A permit for a new coal-fired power plant in Utah was rejected last week, creating a significant precedent for restricting the development of carbon intensive power plants across the country.

The Environmental Protection Agency’s (EPA) Environmental Appeals Board (EAB) ruled Thursday evening, the EPA had no valid reason for refusing to limit from new coal-fired power plants the carbon dioxide emissions that cause global warming.  The decision means that all new and proposed coal plants nationwide must go back and address their carbon dioxide emissions.

“Today’s decision opens the way for meaningful action to fight global warming and is a major step in bringing about a clean energy economy,” said Joanne Spalding, Sierra Club Senior Attorney who argued the case. “This is one more sign that we must begin repowering,  refueling and rebuilding America.”

“The EAB rejected every Bush Administration excuse for failing to regulate the largest source of greenhouse gases in the United States.  This decision gives the Obama Administration a clean slate to begin building our clean energy economy for the 21st century,” continued Spalding.

The decision follows a 2007 Supreme Court ruling recognizing carbon dioxide, the principle source of global warming, as a pollutant under the federal Clean Air Act.

“Coal plants emit 30% of our nation’s global warming pollution. Building new coal plants without controlling their carbon emissions could wipe out all of the other efforts being undertaken by cities, states and communities across the country," said Bruce Nilles, Director of the Sierra Club’s National Coal Campaign. “Everyone has a role to play and it’s time that the coal industry did its part and started living up to its clean coal rhetoric.”
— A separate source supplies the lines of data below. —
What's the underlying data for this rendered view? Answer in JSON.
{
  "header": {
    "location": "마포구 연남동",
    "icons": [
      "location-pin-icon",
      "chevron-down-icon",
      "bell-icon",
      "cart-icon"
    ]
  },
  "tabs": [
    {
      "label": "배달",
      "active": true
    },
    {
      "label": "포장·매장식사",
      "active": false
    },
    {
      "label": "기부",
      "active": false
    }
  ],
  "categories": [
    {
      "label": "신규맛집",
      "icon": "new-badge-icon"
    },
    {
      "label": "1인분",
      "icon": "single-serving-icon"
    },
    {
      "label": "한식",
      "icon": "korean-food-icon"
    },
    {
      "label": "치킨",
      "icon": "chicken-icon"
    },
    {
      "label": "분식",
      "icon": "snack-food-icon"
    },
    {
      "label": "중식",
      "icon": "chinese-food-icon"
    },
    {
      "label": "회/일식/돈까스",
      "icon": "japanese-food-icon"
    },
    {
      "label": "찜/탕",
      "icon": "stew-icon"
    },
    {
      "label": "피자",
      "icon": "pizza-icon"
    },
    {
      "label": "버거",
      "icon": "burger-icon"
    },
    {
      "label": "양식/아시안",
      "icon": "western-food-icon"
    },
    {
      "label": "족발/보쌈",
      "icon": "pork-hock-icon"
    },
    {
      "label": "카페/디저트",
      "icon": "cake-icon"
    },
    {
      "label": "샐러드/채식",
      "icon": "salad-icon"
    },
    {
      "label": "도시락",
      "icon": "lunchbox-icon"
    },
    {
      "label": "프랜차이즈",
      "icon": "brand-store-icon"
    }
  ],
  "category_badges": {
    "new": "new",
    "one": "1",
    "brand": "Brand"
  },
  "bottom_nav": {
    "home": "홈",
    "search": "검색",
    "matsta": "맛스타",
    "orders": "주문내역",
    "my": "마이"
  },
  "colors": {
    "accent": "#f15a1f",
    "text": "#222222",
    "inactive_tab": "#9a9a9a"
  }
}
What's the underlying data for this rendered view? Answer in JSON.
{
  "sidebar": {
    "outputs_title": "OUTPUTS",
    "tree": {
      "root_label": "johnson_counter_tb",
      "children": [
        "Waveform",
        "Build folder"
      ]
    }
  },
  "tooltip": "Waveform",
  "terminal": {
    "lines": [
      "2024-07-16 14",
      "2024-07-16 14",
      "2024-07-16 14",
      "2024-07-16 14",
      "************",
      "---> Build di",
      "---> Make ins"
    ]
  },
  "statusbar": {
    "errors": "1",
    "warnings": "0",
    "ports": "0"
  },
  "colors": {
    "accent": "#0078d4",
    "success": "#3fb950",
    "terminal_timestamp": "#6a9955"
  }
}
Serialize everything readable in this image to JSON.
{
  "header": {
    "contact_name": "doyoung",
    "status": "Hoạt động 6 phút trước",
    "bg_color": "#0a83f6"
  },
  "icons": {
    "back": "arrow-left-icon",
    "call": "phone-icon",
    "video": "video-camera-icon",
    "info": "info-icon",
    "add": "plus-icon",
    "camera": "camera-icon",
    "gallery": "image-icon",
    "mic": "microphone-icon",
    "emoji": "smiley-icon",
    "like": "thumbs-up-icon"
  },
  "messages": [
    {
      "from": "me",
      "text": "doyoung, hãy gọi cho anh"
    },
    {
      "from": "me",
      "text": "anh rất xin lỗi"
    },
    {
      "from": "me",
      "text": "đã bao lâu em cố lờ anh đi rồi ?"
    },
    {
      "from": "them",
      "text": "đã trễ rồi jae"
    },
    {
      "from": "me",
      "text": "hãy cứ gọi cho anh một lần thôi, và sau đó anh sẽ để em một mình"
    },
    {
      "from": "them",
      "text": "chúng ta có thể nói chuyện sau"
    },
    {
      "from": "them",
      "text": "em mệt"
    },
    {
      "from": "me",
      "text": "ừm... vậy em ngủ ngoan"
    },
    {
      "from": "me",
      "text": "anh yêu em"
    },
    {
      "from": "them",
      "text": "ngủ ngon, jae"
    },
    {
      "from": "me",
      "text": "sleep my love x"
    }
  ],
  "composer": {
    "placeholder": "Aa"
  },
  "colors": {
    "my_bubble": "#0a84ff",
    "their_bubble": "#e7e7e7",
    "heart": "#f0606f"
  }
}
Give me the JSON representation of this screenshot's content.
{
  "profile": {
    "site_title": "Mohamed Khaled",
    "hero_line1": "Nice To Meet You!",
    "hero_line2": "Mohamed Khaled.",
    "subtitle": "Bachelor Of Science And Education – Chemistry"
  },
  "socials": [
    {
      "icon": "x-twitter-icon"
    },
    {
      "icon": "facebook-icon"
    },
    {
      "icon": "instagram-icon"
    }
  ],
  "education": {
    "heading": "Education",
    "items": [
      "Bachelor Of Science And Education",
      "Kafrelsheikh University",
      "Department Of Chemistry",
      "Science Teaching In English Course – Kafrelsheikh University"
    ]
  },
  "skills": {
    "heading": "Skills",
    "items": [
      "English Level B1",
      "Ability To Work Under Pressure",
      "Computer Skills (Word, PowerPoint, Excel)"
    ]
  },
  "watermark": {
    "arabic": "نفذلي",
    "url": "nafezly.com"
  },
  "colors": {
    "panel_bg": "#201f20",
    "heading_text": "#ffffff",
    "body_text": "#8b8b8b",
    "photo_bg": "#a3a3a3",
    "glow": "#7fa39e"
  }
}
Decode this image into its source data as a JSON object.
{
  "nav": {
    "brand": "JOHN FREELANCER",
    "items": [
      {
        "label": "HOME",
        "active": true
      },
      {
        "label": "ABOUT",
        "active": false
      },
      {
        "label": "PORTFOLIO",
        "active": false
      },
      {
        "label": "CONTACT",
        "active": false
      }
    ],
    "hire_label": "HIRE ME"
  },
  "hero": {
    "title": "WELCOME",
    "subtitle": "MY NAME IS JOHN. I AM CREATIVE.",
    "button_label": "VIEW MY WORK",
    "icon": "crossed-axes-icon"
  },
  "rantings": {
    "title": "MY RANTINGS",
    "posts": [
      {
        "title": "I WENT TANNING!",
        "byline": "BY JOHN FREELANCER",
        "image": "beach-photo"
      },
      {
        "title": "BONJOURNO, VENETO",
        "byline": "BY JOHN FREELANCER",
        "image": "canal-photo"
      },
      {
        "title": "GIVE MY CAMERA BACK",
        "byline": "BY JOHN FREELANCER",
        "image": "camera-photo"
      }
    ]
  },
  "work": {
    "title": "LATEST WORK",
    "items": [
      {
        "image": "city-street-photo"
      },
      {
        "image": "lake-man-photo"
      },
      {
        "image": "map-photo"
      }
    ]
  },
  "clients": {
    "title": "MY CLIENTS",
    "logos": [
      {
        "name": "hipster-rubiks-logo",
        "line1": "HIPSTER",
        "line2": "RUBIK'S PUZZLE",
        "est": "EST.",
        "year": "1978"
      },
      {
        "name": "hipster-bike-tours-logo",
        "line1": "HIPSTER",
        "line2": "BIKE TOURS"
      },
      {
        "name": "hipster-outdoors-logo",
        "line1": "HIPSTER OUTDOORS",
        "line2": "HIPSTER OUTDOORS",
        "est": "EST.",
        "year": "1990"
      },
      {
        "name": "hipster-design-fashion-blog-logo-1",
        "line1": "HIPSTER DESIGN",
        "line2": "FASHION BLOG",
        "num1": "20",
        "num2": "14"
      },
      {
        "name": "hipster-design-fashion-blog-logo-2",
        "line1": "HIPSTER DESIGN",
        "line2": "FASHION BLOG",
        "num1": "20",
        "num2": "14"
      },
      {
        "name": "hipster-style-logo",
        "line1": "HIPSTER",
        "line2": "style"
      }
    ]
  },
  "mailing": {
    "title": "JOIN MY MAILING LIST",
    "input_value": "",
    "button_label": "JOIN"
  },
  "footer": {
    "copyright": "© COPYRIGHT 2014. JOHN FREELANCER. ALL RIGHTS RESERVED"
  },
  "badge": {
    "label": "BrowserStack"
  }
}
The Sierra Club went before the Environmental Appeals Board in May of 2008 to request that the air permit for Deseret Power Electric Cooperative’s proposed waste coal-fired power plant be overturned because it failed to require any controls on carbon dioxide pollution. Deseret Power’s 110-megawatts (MW) Bonanza plant would have emitted 3.37 million tons of carbon dioxide each year.

The ruling will delay dozens of coal-fired power plants currently in development, which is significant, as energy companies are hoping to have these built before the U.S. passes carbon-capping legislation, as president-elect Barack Obama has said he will do.

According to Reuters about 25 coal plants are under construction in the U.S. Another 20 projects have been permitted or are near construction and more than 60 have been announced or are in the early stages of development.